Hanya setelah beberapa saat gejolak di lambung Yena barulah mereda.
Leon dengan pengertian pergi membeli buah segar untuk Yena.
"Kwakk kwakk! Berat berat!" Leon membeo sembari melepaskan beban berat di kakinya ke pangkuan Yena.
"Tau berat kenapa kau beli banyak?" kata Yena. Dia tidak lantas menikmati buah-buahan segar itu karena tenggorokannya masih terasa tidak nyaman.
"Eh? Leon, kenapa aku merasa bulumu sangat berantakan?" Yena bertanya saat dia tiba-tiba menyadari penampilan Leon. Bulu burung hitam itu tidak terlihat seperti bisanya. Berantakan dan sepertinya di beberapa bagian telah tercabut. Penampilannya cukup menyedihkan.
Sebelum Leon sempat menjawab Arion bersuara, "Tentu saja karena dia baru saja diamuk oleh Lee Shan. Agak ajaib dia tidak mencabuti bulumu sampai habis."
"Apa? Dia benar-benar melakukan ini padamu?" Meski sudah memprediksi, Yena tetap saja tercengang. Lucifer ternyata sekejam itu.
"Ini pasti sakit ...." Air muka Yena menjadi sedih, dia mengulurkan tangannya untuk merapikan bulu-bulu berantakan Leon yang tersisa.
"Tidak papa. Ini bukan apa-apa, jangan khawatir," ucap Leon.
"Bukan apa-apa? Jadi apa dia pernah melakukan hal yang lebih buruk dari ini?" Ekspresi Yena tiba-tiba menjadi semakin jelek.
"Sungguh. Kau jangan khawatir. Ini hanya hal kecil. Tidak sakit sama sekali dibandingkan dengan kedua sayap patah dan mata buta." Leon berkata diiringi tawa, maksudnya ingin mengurangi kecemasan Yena. Namun, malah sebaliknya. Mata gadis itu semakin melebar saja.
"Apa? Dia melakukan hal sekejam itu padamu?!" Yena bertanya geram.
Leon yang merasa sudah salah bicara dan tak tahu harus menjelaskan bagaimana hanya tertawa pahit, "Haha sudahlah, lupakan saja. Aku pergi dulu!"
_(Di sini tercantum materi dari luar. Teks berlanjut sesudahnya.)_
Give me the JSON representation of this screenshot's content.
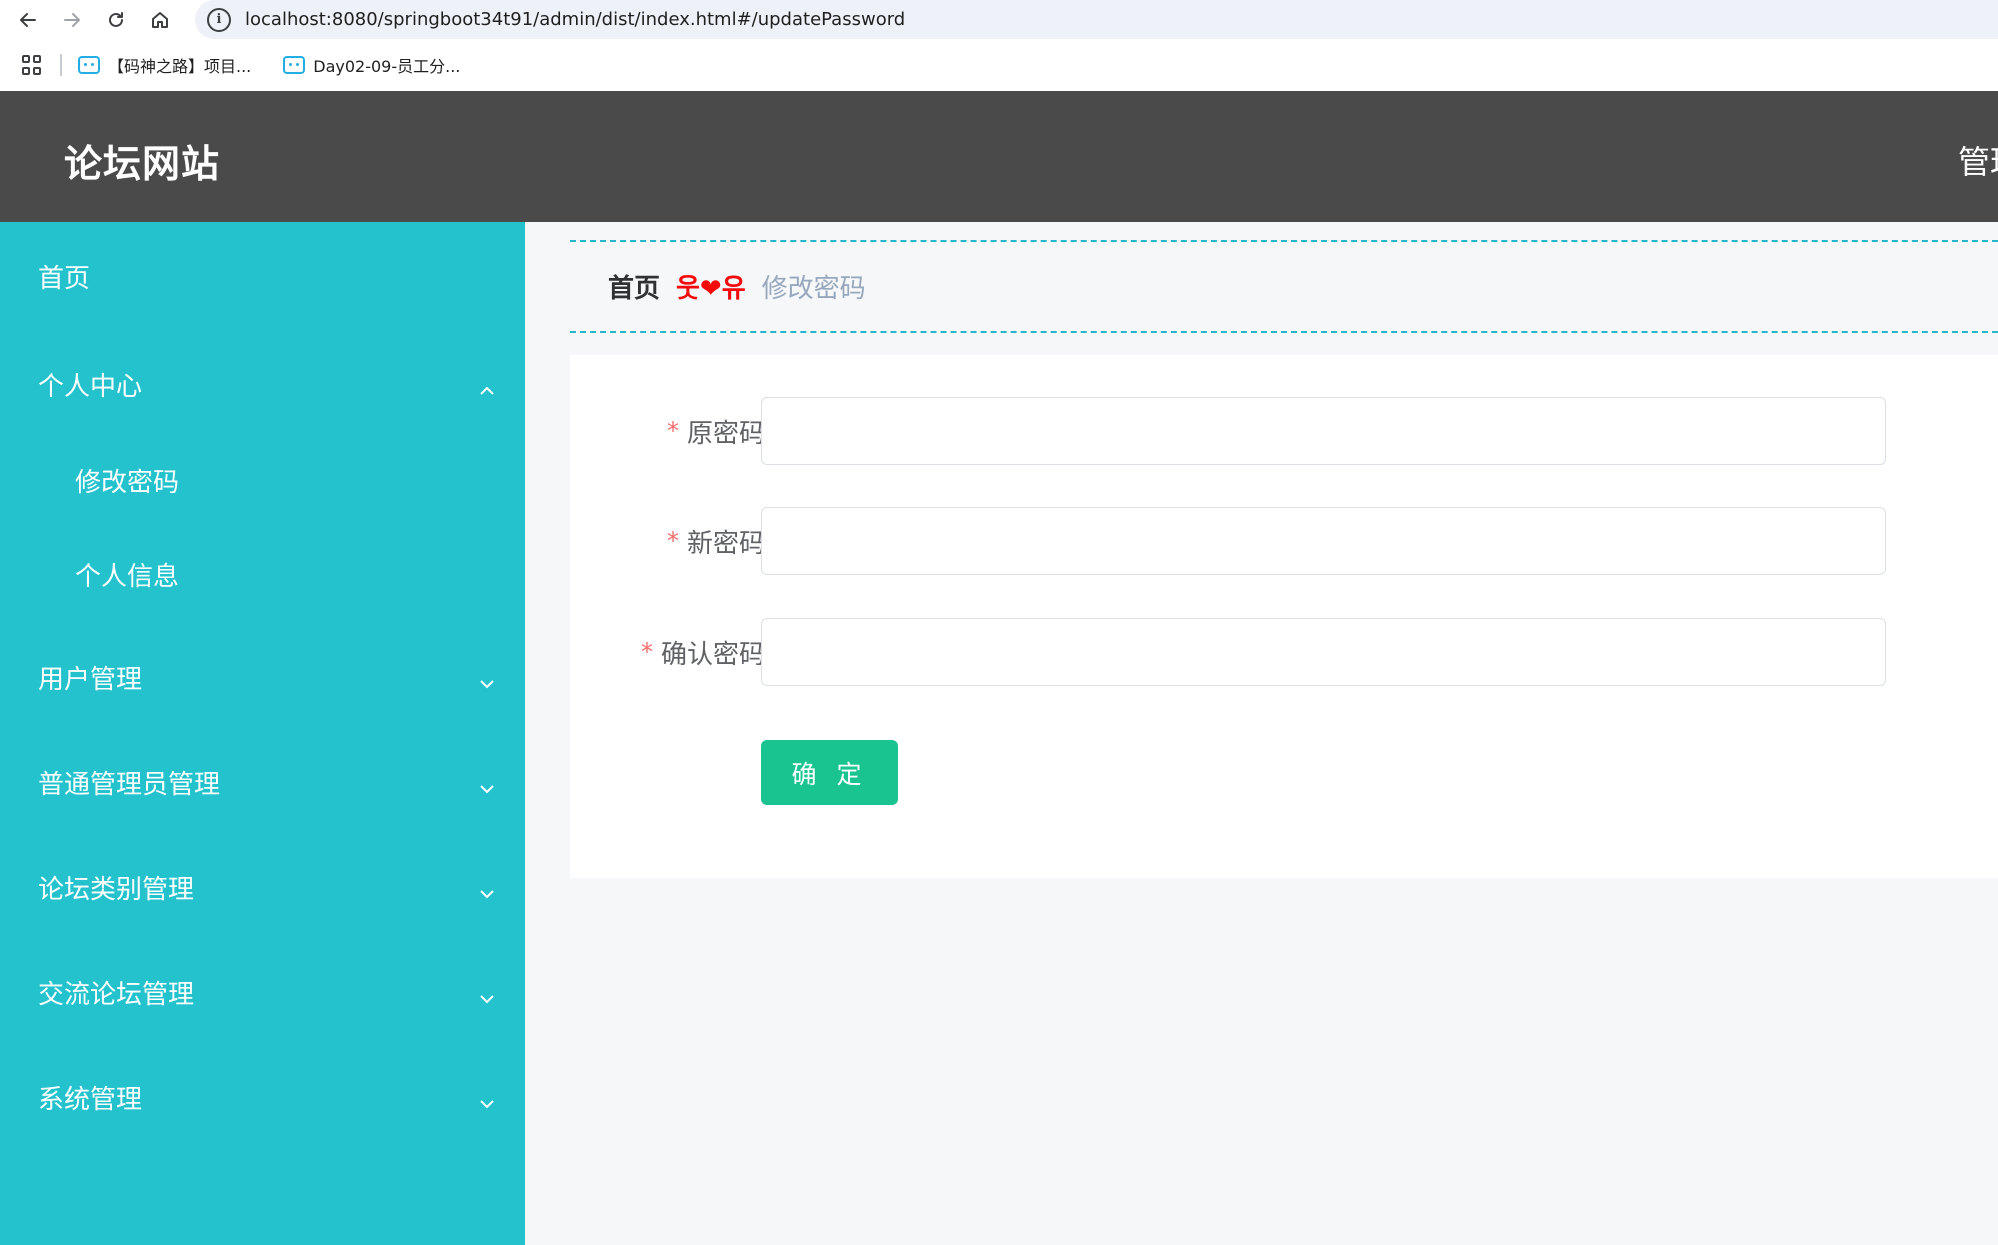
{
  "browser": {
    "url": "localhost:8080/springboot34t91/admin/dist/index.html#/updatePassword",
    "bookmarks": [
      {
        "label": "【码神之路】项目..."
      },
      {
        "label": "Day02-09-员工分..."
      }
    ]
  },
  "header": {
    "title": "论坛网站",
    "right_text": "管理"
  },
  "sidebar": {
    "items": [
      {
        "label": "首页"
      },
      {
        "label": "个人中心"
      },
      {
        "label": "修改密码"
      },
      {
        "label": "个人信息"
      },
      {
        "label": "用户管理"
      },
      {
        "label": "普通管理员管理"
      },
      {
        "label": "论坛类别管理"
      },
      {
        "label": "交流论坛管理"
      },
      {
        "label": "系统管理"
      }
    ]
  },
  "breadcrumb": {
    "home": "首页",
    "separator": "웃❤유",
    "current": "修改密码"
  },
  "form": {
    "fields": [
      {
        "label": "原密码",
        "value": "",
        "required": "*"
      },
      {
        "label": "新密码",
        "value": "",
        "required": "*"
      },
      {
        "label": "确认密码",
        "value": "",
        "required": "*"
      }
    ],
    "submit_label": "确 定"
  },
  "colors": {
    "sidebar_bg": "#24c2cc",
    "header_bg": "#4a4a4a",
    "submit_bg": "#19c491",
    "breadcrumb_border": "#26b6cc",
    "separator_red": "#f40a0a"
  }
}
Burung itu kemudian cepat-cepat terbang pergi. Tak mendengarkan lagi pertanyaan-pertanyaan Yena yang membombardirnya dari belakang.
Yena yang tak bisa mengintrogasi Leon lagi, berbalik pada Arion yang sedang menikmati Kimchi Bokkeumbab - Buaya-nya.
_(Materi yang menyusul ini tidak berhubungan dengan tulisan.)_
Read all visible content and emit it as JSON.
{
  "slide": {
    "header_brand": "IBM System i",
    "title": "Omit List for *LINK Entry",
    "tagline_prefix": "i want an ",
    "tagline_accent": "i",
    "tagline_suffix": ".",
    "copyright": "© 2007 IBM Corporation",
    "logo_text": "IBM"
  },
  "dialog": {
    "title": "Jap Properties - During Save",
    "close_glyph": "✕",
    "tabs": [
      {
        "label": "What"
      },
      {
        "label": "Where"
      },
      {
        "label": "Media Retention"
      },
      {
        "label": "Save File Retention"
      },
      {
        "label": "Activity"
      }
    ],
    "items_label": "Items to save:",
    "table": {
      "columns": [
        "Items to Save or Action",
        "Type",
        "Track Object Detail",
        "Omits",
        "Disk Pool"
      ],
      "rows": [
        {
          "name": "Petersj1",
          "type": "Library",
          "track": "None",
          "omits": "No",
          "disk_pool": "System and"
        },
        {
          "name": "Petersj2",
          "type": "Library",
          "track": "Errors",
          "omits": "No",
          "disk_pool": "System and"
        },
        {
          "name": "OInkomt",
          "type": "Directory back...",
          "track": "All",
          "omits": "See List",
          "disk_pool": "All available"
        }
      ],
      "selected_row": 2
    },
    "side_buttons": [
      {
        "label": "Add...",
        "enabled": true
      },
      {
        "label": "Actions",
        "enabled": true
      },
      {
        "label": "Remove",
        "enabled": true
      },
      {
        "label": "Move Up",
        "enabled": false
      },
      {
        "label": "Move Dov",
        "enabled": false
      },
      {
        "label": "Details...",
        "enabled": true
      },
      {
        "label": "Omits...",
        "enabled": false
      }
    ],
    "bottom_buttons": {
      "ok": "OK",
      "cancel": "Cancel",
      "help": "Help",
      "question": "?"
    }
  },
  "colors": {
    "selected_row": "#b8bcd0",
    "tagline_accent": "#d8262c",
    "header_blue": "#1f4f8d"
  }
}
"Apa maksudnya? Apakah dia--?"
Arion dengan santai memotong, "Bukankah aku sudah pernah mengatakannya padamu? Alasan mengapa Lee Shan dijuluki 'Lucifer', itu karena sifatnya yang menandingi iblis. Bahkan jika dibandingkan dengan Aeri, kekejaman Lucifer berada di level yang sama sekali berbeda dengannya."